The direct and incremental costs related to the aforementioned Offering under SPA amounted to approximately $429 thousand ($84 thousand related to warrants granted to Agent's).

 

On March 7, 2017, the Company entered into private placement transaction with existing investors pursuant to which 1,400,000 ADS's have been issued at a purchase price of $2.00 per ADS for total gross consideration of $2,800 thousand. The direct and incremental costs related to the aforesaid transaction amounted to $64 thousand.

 

In addition, for each ADS's purchased by investors, the investors will receive an unregistered warrant to purchase one ADS subject to authorized capital increase through the Company's shareholders meeting.
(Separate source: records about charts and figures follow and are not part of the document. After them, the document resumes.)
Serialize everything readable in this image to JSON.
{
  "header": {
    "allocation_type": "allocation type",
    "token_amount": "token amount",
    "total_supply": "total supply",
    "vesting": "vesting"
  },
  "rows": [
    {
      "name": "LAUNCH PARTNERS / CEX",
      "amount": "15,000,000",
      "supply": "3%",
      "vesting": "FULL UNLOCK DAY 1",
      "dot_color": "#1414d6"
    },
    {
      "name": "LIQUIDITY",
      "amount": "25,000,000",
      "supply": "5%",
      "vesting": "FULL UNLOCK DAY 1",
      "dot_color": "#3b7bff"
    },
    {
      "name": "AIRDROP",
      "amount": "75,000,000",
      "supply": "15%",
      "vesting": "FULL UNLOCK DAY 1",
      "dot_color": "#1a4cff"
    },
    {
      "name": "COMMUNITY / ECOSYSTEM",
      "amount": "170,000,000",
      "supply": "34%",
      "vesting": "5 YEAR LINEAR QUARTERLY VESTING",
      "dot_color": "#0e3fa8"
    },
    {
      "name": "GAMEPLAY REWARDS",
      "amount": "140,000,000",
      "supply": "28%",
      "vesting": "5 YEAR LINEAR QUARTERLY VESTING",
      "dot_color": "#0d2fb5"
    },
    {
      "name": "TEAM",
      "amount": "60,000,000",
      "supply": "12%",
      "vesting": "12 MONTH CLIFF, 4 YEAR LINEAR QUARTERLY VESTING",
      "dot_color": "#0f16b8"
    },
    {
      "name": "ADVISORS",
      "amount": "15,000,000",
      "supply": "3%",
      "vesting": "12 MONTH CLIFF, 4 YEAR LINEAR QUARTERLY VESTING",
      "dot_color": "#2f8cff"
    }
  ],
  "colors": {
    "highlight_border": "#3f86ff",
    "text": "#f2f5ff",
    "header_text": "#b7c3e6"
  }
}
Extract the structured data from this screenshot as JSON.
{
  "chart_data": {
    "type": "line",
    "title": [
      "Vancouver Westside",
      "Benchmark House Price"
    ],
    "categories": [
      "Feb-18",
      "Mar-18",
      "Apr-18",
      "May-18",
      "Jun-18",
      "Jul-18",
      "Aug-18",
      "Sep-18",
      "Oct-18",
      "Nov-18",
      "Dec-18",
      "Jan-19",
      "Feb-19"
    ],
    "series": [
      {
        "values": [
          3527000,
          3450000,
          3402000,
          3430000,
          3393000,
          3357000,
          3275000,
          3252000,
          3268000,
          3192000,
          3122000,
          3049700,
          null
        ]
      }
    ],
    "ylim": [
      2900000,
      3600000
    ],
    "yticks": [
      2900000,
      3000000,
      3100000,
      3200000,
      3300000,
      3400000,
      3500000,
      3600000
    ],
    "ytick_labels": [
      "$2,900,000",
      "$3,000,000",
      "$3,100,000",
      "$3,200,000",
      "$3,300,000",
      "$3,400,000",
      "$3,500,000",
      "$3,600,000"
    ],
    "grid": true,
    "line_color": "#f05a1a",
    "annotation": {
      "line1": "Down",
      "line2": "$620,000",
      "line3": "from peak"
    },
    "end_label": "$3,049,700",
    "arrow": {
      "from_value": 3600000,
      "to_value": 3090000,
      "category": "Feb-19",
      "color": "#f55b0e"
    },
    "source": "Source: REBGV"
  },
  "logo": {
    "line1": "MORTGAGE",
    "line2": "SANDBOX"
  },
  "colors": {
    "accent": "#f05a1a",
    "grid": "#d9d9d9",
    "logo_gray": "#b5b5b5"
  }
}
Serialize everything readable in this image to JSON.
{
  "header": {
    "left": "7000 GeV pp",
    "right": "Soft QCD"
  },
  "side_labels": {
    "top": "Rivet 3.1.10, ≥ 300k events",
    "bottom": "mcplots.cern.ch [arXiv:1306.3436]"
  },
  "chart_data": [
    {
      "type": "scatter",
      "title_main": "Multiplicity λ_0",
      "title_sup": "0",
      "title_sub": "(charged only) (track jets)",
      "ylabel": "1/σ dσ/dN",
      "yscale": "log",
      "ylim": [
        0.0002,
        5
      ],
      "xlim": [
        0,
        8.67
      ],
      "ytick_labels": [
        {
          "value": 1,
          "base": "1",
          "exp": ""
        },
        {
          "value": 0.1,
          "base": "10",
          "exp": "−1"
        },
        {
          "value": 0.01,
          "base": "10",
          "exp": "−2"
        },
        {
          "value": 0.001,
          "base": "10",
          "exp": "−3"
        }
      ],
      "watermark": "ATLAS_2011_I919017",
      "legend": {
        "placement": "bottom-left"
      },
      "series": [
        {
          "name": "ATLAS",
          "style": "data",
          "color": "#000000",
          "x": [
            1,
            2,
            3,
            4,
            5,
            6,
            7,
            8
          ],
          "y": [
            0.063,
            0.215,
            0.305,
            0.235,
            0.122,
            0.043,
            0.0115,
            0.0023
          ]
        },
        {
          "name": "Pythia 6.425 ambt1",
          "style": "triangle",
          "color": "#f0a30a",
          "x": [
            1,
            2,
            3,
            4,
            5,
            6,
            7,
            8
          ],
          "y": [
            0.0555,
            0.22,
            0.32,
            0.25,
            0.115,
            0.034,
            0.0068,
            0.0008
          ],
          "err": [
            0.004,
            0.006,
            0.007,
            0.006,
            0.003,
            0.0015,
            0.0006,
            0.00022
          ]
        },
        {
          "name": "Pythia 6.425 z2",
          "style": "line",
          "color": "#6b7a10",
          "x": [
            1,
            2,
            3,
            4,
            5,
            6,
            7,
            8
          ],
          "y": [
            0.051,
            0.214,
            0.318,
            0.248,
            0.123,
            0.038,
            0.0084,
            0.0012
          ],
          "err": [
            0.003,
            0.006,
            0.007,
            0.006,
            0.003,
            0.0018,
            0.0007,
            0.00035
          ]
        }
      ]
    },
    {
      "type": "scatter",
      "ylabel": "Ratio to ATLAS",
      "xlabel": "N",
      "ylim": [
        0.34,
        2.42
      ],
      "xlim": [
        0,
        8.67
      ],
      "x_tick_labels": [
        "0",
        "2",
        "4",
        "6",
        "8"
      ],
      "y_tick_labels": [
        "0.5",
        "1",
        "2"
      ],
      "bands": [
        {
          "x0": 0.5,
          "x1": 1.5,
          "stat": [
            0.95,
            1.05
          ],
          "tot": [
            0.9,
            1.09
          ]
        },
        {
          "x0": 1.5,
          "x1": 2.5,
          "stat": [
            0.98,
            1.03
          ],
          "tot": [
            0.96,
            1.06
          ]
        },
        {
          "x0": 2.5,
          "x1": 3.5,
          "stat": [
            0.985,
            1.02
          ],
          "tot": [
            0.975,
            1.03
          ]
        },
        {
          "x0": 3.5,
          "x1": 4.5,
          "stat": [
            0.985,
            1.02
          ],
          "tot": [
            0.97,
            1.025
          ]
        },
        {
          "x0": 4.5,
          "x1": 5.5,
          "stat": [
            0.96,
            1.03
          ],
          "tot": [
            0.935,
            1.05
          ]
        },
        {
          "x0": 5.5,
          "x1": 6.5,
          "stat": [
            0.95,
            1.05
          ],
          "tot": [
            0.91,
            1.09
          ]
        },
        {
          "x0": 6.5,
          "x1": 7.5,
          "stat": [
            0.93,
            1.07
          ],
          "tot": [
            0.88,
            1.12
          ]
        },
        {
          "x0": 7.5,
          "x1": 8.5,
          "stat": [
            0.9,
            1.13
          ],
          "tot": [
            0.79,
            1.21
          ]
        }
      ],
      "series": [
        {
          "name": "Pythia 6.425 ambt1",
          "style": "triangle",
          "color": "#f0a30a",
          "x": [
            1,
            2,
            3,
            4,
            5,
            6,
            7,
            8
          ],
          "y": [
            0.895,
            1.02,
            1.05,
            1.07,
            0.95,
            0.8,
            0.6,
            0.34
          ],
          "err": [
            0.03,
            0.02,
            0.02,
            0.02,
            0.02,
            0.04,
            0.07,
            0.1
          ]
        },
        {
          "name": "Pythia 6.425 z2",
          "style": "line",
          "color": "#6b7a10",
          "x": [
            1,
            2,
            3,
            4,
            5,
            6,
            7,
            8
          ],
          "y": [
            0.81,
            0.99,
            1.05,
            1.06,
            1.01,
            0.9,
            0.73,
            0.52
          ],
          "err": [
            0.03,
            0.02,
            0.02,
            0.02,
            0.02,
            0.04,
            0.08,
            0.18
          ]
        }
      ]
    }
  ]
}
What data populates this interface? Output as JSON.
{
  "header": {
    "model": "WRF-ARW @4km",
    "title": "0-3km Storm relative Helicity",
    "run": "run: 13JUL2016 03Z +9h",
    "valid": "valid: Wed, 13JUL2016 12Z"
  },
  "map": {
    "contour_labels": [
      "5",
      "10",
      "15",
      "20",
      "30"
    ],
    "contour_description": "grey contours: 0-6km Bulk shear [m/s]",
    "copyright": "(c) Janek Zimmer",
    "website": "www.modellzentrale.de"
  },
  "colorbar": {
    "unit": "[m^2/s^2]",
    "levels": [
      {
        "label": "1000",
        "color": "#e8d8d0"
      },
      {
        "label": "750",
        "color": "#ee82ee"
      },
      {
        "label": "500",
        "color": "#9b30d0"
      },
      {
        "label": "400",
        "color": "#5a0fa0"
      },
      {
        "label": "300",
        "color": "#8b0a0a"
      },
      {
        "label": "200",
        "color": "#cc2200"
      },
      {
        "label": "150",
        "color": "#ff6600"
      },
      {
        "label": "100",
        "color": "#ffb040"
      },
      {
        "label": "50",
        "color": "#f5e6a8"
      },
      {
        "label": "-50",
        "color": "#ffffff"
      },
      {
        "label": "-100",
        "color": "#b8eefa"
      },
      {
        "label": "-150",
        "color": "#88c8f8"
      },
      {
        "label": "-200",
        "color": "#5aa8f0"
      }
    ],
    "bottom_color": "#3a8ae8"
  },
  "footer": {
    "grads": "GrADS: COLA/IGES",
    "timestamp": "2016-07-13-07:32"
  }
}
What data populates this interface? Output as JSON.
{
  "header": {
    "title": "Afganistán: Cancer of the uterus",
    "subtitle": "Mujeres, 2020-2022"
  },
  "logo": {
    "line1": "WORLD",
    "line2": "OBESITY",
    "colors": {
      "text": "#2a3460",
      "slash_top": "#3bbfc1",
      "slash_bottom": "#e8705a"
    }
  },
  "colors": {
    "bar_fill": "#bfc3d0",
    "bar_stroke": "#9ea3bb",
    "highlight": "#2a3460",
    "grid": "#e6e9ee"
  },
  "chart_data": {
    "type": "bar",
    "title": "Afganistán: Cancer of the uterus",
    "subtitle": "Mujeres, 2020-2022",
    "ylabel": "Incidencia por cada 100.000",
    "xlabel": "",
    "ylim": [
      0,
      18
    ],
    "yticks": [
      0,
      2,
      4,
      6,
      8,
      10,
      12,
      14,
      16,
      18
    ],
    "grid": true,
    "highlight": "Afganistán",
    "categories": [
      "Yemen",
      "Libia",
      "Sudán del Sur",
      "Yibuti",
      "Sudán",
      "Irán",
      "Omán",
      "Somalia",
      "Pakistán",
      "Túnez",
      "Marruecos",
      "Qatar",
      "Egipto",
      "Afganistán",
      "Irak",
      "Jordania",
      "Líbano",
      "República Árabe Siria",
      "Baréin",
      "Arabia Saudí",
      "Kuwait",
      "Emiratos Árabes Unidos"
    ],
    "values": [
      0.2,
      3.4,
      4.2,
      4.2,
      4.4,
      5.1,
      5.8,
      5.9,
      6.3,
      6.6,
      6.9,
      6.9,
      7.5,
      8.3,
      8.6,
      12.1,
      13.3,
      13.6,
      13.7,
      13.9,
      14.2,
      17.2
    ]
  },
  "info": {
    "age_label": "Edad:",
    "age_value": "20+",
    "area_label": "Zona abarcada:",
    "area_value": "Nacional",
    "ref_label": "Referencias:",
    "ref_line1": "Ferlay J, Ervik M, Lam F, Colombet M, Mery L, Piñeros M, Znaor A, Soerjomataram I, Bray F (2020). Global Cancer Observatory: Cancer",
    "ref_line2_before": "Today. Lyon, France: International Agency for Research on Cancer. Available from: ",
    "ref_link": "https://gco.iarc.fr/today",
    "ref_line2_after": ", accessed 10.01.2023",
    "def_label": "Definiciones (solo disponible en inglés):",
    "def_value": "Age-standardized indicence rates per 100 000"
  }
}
The warrants have a term of five and a half years, an exercise price of $2.30 per ADS and shall be exercisable on the later of the effectiveness of the authorized share increase or six months following the issuance date. The closing of the offering took place on March 22, 2017.

 

The exercise price of the aforementioned warrants is adjusted upon standard anti-dilution protections clauses but the number of warrants is subject to cashless exercise mechanism pursuant to which the fixed to fixed test is not met and therefore the warrants are accounted for as a non-current liability.

 

The Company allocated the issuance costs based on the relative value of the warrants (as calculated on the date of issuance) and the Ordinary Shares (calculated as the difference between the proceeds and the fair value of the warrants). The portion of issuance costs that was related to the warrants was recognized immediately as finance expenses in the statement of comprehensive income (loss) and the portion of issuance costs related to the Ordinary Shares was deducted from additional-paid in capital.

 

Total amount of $329 thousand ($291 thousand related to the investment during February 2017 and $38 thousands related to the investment during March 2017) was recognized as finance expenses which is reflecting the portion of issuance costs that were allocated the issued warrants (see Note 12).

 

Amount of $165 thousand was deducted from additional-paid in capital as it was allocated to the Ordinary Shares.

 

d.Outstanding warrants:

 

The table below summarizes the outstanding warrants as of December 31, 2019 -

 

Warrants
 outstanding to
purchase ADSs
   Number of shares exercisable  

Issuance

date

  Exercise price in USD (per warrant)   Expiration date
                 
177,778 (*)   17,777,780   April 1, 2015   2.25   March 30, 2020
14,444 (*)   1,444,440   April 1, 2015   2.81   March 30, 2020
1,050,000     105,000,000   February 17, 2017   4.1   August 16, 2022
1,400,000     140,000,000   March 7, 2017   2.3   September 6, 2022
                   
2,642,222     264,222,220            

 

(*)On January 17, 2017, the Company's Board of Directors approved the change which was effective as of February 10, 2017 in the number of shares underlying the ADSs such that 100 ordinary shares of the Company will constitute a single ADS, this in order to support the Company's compliance with the Nasdaq's ADS listing conditions. All ADS data was adjusted to reflect the current ADS to ordinary share ratio, meaning 1:100.